5.3. Memory management¶

5.3.1. Data transfer¶

Even though Numba can automatically transfer NumPy arrays to the device, it can only do so conservatively by always transferring device memory back to the host when a kernel finishes. To avoid the unnecessary transfer for read-only arrays, you can use the following APIs to manually control the transfer:

numba.roc.device_array(shape, dtype=np.float, strides=None, order='C'): Allocate an empty device ndarray. Similar to numpy.empty().

numba.roc.device_array_like(ary): Call roc.devicearray() with information from the array.

numba.roc.to_device(obj, context, copy=True, to=None)

Allocate and transfer a numpy ndarray or structured scalar to the device.

To copy host->device a numpy array:

ary = numpy.arange(10)
d_ary = roc.to_device(ary)

The resulting d_ary is a DeviceNDArray.

To copy device->host:

hary = d_ary.copy_to_host()

To copy device->host to an existing array:

ary = numpy.empty(shape=d_ary.shape, dtype=d_ary.dtype)
d_ary.copy_to_host(ary)

5.3.1.1. Device arrays¶

Device array references have the following methods. These methods are to be called in host code, not within ROC-jitted functions.

class numba.roc.hsadrv.devicearray.DeviceNDArray(shape, strides, dtype, dgpu_data=None)

An on-dGPU array type

copy_to_host(self, ary=None, stream=None)

Copy self to ary or create a new Numpy ndarray if ary is None.

The transfer is synchronous: the function returns after the copy is finished.

Always returns the host array.

Example:

import numpy as np
from numba import hsa

arr = np.arange(1000)
d_arr = hsa.to_device(arr)

my_kernel[100, 100](d_arr)

result_array = d_arr.copy_to_host()

is_c_contiguous(self): Return true if the array is C-contiguous.

is_f_contiguous(self): Return true if the array is Fortran-contiguous.

ravel(self, order='C'): Flatten the array without changing its contents, similar to numpy.ndarray.ravel().

reshape(self, *newshape, **kws)

Reshape the array without changing its contents, similarly to numpy.ndarray.reshape().

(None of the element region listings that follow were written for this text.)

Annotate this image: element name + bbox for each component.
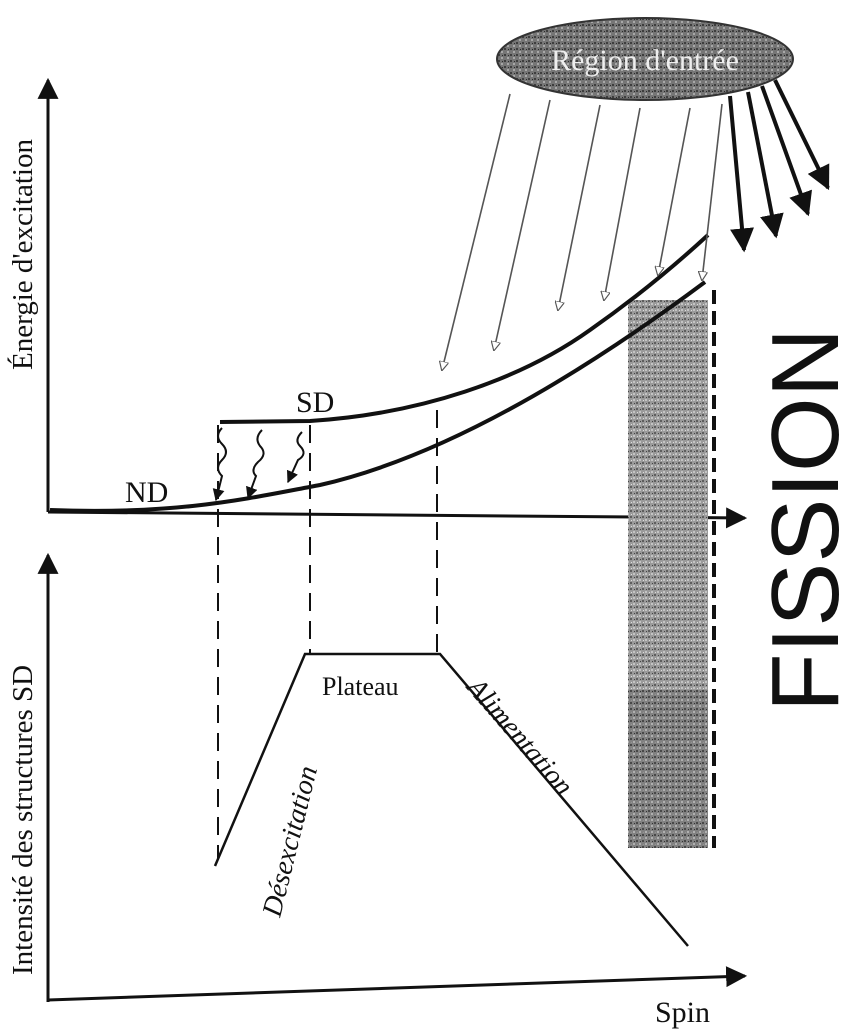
fission-band-lower <box>628 690 708 848</box>
nd-label: ND <box>125 476 168 509</box>
feeding-arrow <box>558 104 601 310</box>
fission-arrow <box>760 85 812 217</box>
entry-region-label: Région d'entrée <box>551 44 739 77</box>
sd-label: SD <box>296 386 334 419</box>
fission-label: FISSION <box>752 328 857 712</box>
intensity-profile <box>213 652 689 947</box>
feeding-arrow <box>702 103 723 280</box>
fission-arrow <box>746 91 784 239</box>
spin-axis-label: Spin <box>655 996 710 1029</box>
alimentation-label: Alimentation <box>459 671 579 802</box>
decay-arrow-3 <box>287 431 305 484</box>
feeding-arrow <box>494 99 551 350</box>
decay-arrow-2 <box>246 429 265 500</box>
fission-arrow <box>773 79 830 191</box>
feeding-arrow <box>442 93 511 370</box>
desexcitation-label: Désexcitation <box>256 763 324 921</box>
feeding-arrow <box>658 107 691 275</box>
top-y-axis-label: Énergie d'excitation <box>6 139 39 370</box>
bottom-x-axis <box>47 966 748 1002</box>
feeding-arrows <box>442 93 723 370</box>
plateau-label: Plateau <box>322 672 399 701</box>
fission-arrows <box>728 79 830 253</box>
feeding-arrow <box>604 107 641 300</box>
nd-curve <box>49 280 707 513</box>
entry-region <box>496 17 794 101</box>
bottom-y-axis-label: Intensité des structures SD <box>7 665 39 975</box>
fission-arrow <box>728 95 754 253</box>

Example:

d_arr = d_arr.reshape(20, 50, order='F')

5.3.1.2. Data Registration¶

The CPU and GPU do not share the same main memory, however, it is recommended to register a memory allocation to the HSA runtime for as a performance optimisation hint.

roc.register(*arrays)¶

array_a = numpy.arange(10)
array_b = numpy.arange(10)
with roc.register(array_a, array_b):
    some_hsa_code(array_a, array_b)

roc.deregister(*arrays)¶: Deregister every given array

5.3.2. Streams¶

numba.roc.stream()

ROC streams have the following methods:

class numba.roc.hsadrv.driver.Stream

An asynchronous stream for async API

auto_synchronize(self): A context manager that waits for all commands in this stream to execute and commits any pending memory transfers upon exiting the context.

synchronize(self): Synchronize the stream.

5.3.3. Shared memory and thread synchronization¶

A limited amount of shared memory can be allocated on the device to speed up access to data, when necessary. That memory will be shared (i.e. both readable and writable) amongst all workitems belonging to a given group and has faster access times than regular device memory. It also allows workitems to cooperate on a given solution. You can think of it as a manually-managed data cache.

The memory is allocated once for the duration of the kernel, unlike traditional dynamic memory management.

numba.roc.shared.array(shape, type)¶

Allocate a shared array of the given shape and type on the device. This function must be called on the device (i.e. from a kernel or device function). shape is either an integer or a tuple of integers representing the array’s dimensions. type is a Numba type of the elements needing to be stored in the array.

The returned array-like object can be read and written to like any normal device array (e.g. through indexing).

A common pattern is to have each workitem populate one element in the shared array and then wait for all workitems to finish using :func:` .barrier`.

numba.roc.barrier(scope)¶: The scope argument specifies the level of synchronization. Set scope to roc.CLK_GLOBAL_MEM_FENCE or roc.CLK_LOCAL_MEM_FENCE to synchronize all workitems across a workgroup when accessing global memory or local memory respectively.

numba.roc.wavebarrier()¶: Creates an execution barrier across a wavefront to force a synchronization point.